There are many potential harms and tricky ethical questions related to the increasing use of technology. To give one example, researchers at the University of Virginia trained an AI on a widely used photo dataset. They discovered that the AI amplified predictable gender biases found in the photos—going so far as to categorise a man standing next to a stove as a woman. We must undoubtedly build robust systems and controls to deal with these issues, as well as co-designing new technology with a diverse range of people (of different genders, ethnicities, ages, backgrounds).
Our approach at Adia
At Adia, we believe in the power of tech to provide women-centred healthcare at the touch of a button. Women’s healthcare – and in particular reproductive health – is an area that has suffered greatly from a lack of research and innovation and is disconnected from women’s needs. We treat physical and mental health equally, and at the same time. All the women we have spoken to acknowledge feeling stressed, anxious or down in relation to challenges with their reproductive health. Services at the moment, fail to address these psychological needs.

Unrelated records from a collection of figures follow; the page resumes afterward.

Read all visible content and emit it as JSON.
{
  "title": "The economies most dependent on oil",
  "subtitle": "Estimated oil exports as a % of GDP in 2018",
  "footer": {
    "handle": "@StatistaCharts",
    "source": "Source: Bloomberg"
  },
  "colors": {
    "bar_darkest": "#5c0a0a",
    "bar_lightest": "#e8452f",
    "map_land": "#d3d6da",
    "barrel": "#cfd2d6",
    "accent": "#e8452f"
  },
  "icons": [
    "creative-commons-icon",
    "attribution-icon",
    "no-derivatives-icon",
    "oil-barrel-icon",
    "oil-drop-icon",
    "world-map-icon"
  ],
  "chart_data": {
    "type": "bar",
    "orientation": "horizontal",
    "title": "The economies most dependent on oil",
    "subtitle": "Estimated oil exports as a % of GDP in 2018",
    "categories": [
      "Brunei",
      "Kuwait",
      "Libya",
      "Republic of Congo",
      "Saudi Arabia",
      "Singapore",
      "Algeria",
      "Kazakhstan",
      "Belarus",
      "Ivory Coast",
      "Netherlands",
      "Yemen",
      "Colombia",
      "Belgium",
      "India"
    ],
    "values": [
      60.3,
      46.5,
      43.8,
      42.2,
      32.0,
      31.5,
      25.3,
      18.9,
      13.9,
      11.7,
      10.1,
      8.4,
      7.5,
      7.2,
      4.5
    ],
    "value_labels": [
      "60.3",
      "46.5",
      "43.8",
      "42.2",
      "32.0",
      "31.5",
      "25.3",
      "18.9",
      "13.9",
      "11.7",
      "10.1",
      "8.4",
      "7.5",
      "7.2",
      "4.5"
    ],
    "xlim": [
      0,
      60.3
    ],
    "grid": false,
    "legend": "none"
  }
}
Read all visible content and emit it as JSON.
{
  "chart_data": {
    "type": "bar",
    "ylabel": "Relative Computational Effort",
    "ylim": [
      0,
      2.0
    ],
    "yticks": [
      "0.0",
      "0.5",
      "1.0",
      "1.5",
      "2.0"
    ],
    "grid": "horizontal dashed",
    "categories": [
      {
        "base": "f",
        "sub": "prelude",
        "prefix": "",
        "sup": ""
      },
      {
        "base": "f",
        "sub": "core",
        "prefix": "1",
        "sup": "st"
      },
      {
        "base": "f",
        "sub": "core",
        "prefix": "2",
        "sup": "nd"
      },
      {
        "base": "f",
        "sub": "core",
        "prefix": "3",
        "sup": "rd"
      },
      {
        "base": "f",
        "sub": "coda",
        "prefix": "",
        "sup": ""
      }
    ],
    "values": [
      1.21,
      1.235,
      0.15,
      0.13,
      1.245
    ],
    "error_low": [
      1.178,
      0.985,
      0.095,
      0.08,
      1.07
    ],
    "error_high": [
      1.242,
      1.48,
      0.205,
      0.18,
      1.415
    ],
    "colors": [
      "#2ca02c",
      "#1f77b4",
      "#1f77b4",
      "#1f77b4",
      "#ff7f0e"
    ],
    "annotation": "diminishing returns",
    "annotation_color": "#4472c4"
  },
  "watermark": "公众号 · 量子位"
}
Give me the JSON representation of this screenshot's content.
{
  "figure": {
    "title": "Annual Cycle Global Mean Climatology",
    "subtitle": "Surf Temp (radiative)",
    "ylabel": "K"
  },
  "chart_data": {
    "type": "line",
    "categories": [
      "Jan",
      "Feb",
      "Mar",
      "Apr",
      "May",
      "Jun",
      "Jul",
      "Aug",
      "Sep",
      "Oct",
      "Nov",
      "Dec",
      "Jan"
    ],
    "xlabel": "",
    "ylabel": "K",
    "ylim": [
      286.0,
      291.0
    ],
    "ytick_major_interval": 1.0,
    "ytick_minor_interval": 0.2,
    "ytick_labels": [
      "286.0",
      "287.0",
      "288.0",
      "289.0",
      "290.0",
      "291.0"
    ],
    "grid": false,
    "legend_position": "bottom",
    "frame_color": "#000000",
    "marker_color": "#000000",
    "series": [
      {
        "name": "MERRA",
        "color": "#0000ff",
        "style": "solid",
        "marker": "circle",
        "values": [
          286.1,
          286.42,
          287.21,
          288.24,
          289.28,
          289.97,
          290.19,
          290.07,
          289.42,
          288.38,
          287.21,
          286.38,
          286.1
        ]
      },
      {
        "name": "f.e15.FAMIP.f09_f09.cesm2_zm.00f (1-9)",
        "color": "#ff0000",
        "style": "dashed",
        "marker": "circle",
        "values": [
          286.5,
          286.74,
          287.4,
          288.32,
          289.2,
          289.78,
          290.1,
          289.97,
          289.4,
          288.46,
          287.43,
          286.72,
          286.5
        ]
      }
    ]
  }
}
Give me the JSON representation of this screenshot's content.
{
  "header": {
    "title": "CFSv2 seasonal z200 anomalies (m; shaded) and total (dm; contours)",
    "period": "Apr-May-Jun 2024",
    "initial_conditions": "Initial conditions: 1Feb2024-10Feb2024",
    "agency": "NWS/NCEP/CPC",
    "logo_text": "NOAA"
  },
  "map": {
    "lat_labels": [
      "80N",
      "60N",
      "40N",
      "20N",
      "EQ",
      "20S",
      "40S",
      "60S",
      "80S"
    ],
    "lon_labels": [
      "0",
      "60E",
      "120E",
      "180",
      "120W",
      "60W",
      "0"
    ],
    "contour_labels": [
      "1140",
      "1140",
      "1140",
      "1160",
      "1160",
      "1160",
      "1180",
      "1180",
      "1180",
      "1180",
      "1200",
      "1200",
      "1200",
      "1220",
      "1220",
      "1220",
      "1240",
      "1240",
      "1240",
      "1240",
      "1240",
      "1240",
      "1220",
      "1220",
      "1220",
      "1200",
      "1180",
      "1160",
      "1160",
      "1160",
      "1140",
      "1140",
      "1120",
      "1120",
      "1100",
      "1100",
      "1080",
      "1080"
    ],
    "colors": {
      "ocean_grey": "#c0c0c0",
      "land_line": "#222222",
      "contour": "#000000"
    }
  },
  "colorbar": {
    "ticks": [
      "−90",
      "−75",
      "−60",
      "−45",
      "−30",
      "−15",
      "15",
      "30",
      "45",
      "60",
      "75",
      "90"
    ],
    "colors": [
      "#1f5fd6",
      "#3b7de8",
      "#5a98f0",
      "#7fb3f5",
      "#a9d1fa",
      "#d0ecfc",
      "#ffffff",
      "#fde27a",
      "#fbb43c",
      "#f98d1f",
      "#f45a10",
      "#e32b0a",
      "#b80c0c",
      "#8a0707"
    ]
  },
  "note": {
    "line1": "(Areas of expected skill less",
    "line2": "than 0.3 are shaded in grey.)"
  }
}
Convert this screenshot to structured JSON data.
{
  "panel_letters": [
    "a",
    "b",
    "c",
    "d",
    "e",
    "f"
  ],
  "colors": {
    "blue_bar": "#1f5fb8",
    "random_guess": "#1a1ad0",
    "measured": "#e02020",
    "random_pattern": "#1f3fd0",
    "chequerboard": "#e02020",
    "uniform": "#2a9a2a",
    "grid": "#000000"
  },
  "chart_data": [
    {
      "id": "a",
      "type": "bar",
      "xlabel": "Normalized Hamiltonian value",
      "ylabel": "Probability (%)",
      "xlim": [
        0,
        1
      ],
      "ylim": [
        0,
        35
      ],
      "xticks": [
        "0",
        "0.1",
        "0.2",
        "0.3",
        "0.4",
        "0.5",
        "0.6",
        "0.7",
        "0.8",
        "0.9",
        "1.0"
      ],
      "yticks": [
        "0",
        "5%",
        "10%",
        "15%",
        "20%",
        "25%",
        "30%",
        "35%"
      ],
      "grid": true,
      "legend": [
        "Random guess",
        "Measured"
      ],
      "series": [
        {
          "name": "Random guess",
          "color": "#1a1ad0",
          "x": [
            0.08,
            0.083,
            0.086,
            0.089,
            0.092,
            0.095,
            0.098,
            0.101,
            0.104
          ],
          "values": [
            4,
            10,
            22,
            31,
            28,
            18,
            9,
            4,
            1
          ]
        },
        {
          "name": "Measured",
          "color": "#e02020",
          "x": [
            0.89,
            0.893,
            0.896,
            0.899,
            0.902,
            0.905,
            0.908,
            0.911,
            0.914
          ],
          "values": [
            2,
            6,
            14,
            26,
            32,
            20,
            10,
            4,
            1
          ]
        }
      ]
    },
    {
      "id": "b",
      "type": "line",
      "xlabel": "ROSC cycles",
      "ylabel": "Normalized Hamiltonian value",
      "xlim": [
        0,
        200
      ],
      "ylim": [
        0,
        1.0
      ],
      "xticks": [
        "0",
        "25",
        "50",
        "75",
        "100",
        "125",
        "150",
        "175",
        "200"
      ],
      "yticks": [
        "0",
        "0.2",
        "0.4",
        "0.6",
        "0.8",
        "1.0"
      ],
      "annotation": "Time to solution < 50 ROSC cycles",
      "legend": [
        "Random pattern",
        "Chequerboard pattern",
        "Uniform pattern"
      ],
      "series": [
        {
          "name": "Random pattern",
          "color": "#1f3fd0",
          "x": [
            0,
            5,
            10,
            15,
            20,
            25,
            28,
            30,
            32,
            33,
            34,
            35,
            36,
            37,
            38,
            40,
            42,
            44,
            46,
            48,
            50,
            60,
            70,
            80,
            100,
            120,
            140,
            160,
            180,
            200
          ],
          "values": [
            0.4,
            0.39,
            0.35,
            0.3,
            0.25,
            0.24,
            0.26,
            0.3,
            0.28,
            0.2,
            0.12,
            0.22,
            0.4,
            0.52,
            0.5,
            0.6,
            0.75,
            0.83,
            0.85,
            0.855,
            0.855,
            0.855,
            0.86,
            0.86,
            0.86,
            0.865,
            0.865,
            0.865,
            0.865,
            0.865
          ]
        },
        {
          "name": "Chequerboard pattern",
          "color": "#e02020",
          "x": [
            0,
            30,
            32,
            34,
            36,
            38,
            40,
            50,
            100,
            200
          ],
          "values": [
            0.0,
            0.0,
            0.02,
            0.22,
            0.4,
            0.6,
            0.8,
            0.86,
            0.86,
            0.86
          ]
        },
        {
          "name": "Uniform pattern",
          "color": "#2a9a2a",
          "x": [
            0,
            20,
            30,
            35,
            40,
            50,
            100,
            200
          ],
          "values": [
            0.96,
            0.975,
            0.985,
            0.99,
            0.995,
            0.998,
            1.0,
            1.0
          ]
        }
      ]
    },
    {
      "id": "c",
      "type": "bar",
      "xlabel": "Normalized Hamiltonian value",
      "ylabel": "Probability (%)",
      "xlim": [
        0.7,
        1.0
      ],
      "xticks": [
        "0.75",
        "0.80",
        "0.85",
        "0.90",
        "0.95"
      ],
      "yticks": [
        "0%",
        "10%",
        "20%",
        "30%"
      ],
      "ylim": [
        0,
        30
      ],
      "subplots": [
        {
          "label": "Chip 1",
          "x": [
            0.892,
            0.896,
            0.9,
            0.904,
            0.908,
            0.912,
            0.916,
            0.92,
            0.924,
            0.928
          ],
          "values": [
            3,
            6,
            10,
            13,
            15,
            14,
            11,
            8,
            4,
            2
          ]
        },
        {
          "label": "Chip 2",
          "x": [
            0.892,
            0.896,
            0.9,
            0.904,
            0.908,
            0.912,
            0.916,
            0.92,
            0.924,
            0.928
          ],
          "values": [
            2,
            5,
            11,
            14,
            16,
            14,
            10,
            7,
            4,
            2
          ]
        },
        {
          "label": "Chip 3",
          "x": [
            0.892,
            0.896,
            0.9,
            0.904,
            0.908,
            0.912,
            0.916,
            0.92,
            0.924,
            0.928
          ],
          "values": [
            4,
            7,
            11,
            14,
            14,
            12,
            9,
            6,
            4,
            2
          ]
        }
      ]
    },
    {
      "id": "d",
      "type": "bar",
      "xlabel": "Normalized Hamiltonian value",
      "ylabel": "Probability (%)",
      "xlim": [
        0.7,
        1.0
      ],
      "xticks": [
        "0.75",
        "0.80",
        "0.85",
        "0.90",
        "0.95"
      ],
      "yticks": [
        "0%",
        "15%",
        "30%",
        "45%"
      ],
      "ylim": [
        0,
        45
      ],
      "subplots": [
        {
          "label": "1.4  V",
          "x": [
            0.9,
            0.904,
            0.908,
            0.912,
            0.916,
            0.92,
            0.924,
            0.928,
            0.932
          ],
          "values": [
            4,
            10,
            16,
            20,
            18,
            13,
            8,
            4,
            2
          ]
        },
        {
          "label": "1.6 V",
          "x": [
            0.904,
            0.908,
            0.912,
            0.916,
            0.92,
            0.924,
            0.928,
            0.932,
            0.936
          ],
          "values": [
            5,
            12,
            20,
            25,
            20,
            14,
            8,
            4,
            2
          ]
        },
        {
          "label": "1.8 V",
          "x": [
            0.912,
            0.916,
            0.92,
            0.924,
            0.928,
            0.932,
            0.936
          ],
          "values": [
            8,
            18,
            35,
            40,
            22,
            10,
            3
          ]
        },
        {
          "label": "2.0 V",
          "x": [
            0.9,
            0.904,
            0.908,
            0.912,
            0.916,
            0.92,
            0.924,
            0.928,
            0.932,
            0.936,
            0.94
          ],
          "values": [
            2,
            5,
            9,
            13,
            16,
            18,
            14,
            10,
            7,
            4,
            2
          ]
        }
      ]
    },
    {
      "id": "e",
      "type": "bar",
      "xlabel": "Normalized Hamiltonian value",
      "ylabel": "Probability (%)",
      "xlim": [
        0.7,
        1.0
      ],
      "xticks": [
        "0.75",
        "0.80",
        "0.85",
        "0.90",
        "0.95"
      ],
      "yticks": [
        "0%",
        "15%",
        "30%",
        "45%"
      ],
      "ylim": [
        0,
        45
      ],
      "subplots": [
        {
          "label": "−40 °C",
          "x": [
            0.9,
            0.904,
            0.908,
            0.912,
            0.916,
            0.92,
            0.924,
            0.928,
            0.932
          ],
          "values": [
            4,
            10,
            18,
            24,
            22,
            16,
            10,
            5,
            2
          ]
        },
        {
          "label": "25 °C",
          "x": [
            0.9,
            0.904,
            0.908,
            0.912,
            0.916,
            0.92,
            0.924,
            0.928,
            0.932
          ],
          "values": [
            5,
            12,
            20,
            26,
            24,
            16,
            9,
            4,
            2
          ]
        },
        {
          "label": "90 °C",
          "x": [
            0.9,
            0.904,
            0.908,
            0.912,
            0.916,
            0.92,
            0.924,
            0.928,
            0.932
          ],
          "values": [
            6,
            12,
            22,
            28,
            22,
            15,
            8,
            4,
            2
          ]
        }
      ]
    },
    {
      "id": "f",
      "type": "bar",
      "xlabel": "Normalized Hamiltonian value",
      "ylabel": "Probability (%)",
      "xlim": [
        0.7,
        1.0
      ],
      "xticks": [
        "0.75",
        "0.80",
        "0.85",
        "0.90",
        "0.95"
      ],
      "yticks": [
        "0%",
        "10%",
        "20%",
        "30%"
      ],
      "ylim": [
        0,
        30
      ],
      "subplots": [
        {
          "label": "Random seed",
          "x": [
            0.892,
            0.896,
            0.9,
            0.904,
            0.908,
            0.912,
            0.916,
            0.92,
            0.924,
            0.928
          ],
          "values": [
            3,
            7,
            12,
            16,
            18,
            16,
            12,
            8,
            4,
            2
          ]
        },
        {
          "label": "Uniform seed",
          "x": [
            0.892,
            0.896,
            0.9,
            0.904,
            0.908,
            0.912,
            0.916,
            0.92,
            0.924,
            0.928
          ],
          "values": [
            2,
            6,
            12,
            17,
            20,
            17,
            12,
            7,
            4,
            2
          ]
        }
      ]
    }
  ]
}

Excitingly, we are seeing a wave of innovation and entrepreneurship focused on tackling social problems through technology. There are a number of leading UK female entrepreneurs who are focused on women’s health, from Tania Boler at Elvie to Billie Quinlan at Ferly.
Compassionate tech is therefore an exciting opportunity to design services that tackle long-standing problems in new ways and focus on the needs of the people using them. At Adia, we are excited to be at the start of our journey designing women-centred reproductive healthcare, for women by women.